The differential diagnosis of cervical carcinomas with serous-like morphological features can be challenging. Serous carcinomas of endometrial and tubo-ovarian origins may have substantial cervical involvement or an “in-situ” growth pattern mimicking a cervical primary [44] and these cases may have papillary and/or micropapillary components; this potentially accounts for certain cases previously reported as being “cervical serous carcinoma” [4, 6]. A few cases were excluded from this study based on the concurrent finding of serous carcinoma (including serous endometrial intraepithelial carcinoma) in the endometrium. WT1 immunohistochemistry would be helpful for those of tubo-ovarian primary, although 34–64% of endometrial serous carcinomas may also be WT1 positive [45, 46]. Conversely, both HPV-associated and HPV-independent cervical adenocarcinomas may also have extensive endometrial involvement [47, 48], reiterating that the predominant site of involvement does not reliably indicate the site of origin. It should be noted that both p16 and p53 have limitations in this scenario, as endometrial serous carcinoma can have diffuse positivity for p16 and cervical adenocarcinomas can have mutation-type p53 expression [31]. For HPV-associated adenocarcinomas (or adenosquamous carcinomas) with serous-like features, HPV testing is useful to confirm diagnosis. For gastric-type adenocarcinomas with serous-like foci, the coexisting component of typical gastric-type morphology and expression of gastrointestinal markers would be beneficial.

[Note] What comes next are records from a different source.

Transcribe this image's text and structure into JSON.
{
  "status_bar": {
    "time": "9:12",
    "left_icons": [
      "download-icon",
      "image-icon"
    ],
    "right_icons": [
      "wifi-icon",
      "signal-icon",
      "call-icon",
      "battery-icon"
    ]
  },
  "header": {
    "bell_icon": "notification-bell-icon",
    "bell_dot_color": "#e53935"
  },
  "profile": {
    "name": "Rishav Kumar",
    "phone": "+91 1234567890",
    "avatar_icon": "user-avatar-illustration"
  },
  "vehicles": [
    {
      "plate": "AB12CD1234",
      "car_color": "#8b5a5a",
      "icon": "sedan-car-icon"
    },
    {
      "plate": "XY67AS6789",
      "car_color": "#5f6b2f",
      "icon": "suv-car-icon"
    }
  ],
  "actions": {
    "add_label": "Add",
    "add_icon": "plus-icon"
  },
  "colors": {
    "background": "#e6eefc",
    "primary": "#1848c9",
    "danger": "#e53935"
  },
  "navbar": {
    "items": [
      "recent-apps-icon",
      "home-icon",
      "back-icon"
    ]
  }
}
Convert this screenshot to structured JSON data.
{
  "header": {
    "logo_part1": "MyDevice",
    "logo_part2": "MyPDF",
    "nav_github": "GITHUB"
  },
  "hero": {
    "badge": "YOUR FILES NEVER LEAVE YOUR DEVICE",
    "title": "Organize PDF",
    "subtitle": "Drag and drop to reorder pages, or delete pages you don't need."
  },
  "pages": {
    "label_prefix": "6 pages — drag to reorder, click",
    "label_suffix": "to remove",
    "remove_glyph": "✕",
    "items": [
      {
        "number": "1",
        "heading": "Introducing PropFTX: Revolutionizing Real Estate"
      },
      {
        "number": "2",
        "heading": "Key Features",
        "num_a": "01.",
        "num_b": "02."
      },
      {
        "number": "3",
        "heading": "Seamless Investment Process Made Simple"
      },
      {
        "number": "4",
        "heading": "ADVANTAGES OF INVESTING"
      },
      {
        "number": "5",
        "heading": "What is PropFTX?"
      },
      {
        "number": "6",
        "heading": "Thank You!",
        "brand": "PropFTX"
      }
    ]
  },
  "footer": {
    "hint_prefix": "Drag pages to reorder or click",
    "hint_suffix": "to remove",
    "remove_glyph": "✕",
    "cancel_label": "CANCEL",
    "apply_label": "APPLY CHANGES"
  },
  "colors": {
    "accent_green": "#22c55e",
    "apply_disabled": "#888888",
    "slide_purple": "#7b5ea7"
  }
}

While the HPV-independent tumors in this study were of gastric-type, other uncommon subtypes of cervical carcinoma could also display serous-like features. Cervical mesonephric carcinoma can display papillary architecture, but these tumors often show characteristic oval, pale nuclei rather than high-grade nuclear atypia [6, 49]. The presence of associated mesonephric hyperplasia and the expression of GATA3 serve as diagnostic aids. Clear cell carcinomas may also harbor serous-like papillary structures, but the other typical morphological features and the expression of Napsin A are beneficial in diagnosis. Thus far, to our knowledge, micropapillary pattern has not been described in mesonephric or clear cell carcinoma.

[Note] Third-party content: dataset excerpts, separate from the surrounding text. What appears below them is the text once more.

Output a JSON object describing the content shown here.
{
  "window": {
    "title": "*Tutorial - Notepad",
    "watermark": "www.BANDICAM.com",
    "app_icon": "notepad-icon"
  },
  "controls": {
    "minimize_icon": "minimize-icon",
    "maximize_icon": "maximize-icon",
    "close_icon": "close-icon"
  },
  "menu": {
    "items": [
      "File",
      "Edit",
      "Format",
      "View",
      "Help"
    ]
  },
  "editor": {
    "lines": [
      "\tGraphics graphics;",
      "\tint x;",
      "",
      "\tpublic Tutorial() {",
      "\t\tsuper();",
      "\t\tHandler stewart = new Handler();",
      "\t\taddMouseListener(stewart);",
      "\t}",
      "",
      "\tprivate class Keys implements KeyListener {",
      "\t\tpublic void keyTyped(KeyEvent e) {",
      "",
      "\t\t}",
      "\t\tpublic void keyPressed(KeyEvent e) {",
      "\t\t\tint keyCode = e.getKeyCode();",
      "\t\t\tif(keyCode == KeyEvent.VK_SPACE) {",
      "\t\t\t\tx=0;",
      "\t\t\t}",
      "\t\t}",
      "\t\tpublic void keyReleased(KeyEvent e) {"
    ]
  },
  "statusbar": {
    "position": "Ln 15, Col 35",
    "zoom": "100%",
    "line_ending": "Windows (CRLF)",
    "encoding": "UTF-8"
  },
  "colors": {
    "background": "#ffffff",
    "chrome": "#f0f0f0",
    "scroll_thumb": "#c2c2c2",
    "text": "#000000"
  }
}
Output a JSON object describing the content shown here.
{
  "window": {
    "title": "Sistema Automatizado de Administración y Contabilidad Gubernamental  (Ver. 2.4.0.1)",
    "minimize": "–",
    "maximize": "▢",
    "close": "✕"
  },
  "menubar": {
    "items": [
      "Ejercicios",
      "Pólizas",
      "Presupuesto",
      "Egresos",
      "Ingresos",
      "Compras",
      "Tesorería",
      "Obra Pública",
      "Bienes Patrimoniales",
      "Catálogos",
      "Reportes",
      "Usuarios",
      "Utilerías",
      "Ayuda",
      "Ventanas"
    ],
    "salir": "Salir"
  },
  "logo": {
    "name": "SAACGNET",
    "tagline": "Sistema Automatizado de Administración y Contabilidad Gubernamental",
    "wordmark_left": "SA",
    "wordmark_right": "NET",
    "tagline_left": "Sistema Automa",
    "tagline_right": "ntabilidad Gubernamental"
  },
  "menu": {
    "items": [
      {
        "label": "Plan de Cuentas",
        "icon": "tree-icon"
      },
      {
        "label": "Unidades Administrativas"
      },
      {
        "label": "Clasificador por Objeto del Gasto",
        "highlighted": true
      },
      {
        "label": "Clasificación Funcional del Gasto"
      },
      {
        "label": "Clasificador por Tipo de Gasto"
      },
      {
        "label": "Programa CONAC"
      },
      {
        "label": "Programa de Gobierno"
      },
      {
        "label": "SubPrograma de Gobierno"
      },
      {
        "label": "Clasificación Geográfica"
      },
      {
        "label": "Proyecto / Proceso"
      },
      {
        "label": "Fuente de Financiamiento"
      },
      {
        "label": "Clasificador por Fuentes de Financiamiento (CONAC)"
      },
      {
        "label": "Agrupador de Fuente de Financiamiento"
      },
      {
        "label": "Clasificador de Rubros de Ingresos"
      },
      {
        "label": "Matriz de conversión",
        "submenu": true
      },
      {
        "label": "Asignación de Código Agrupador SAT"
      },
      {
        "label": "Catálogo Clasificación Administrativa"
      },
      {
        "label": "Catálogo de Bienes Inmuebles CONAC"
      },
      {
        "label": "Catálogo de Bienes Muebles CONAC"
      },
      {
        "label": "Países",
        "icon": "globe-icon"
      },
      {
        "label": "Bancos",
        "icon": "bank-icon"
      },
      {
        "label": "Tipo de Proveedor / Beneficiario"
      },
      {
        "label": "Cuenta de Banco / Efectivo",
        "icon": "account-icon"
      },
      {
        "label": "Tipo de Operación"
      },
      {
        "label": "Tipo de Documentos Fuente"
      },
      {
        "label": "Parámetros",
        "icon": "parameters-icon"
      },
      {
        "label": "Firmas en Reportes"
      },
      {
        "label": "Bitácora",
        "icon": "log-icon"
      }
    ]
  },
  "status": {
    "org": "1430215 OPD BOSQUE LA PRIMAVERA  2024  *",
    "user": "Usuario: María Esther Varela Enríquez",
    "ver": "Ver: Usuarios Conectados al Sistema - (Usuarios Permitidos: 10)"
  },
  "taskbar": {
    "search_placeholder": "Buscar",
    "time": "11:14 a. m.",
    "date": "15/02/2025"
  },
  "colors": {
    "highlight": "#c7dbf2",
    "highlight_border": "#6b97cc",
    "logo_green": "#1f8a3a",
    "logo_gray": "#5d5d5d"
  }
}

Morphological suspicion of micropapillary component may be encountered with cervical carcinomas of diverse histologies. We have excluded 6 cases from our study based on the lack of typical “inside-out” immunoreactivity with EMA and MUC1, despite the initial impression of a micropapillary component. Upon reviewing the micropapillary-like foci, most of these cases were regarded as tumor budding, retraction artifacts, or lymphovascular invasion. Given its significance, we recommend using immunohistochemistry when confronted with a papillary/micropapillary carcinoma in the cervix.

The retrospective nature of the study was an inherent limitation because treatment modalities have changed and evolved over the study period. With four cases being biopsies, it might be arguable whether a tubo-ovarian or endometrial primary could be conclusively excluded even with imaging and endometrial sampling, and for those with bilateral salpingo-oophorectomy performed, the fallopian tubes were not processed using the SEE-FIM protocol. Due to the small sample size, we were unable to draw concrete conclusions on prognosis, but we believe that by applying strict criteria in the case selection, the observations in our study were noteworthy.

In summary, our study has demonstrated that primary endocervical adenocarcinomas can mimic the appearance of serous carcinoma, while not representing serous carcinoma. The results of our study indicate that cervical carcinomas with serous-like morphology can be re-classified as one of the histotypes recognized by the IECC or the upcoming 2020 WHO classification, basically either HPV-associated or gastric-type in our cohort. We believe these findings have provided the evidence in support of excluding serous carcinoma from the list of cervical adenocarcinoma subtypes. We propose that the presence of serous-like papillary and/or micropapillary patterns in cervical carcinomas may be documented as morphological patterns along with the HPV status and histologic subtype, to allow further studies on this subset of tumors.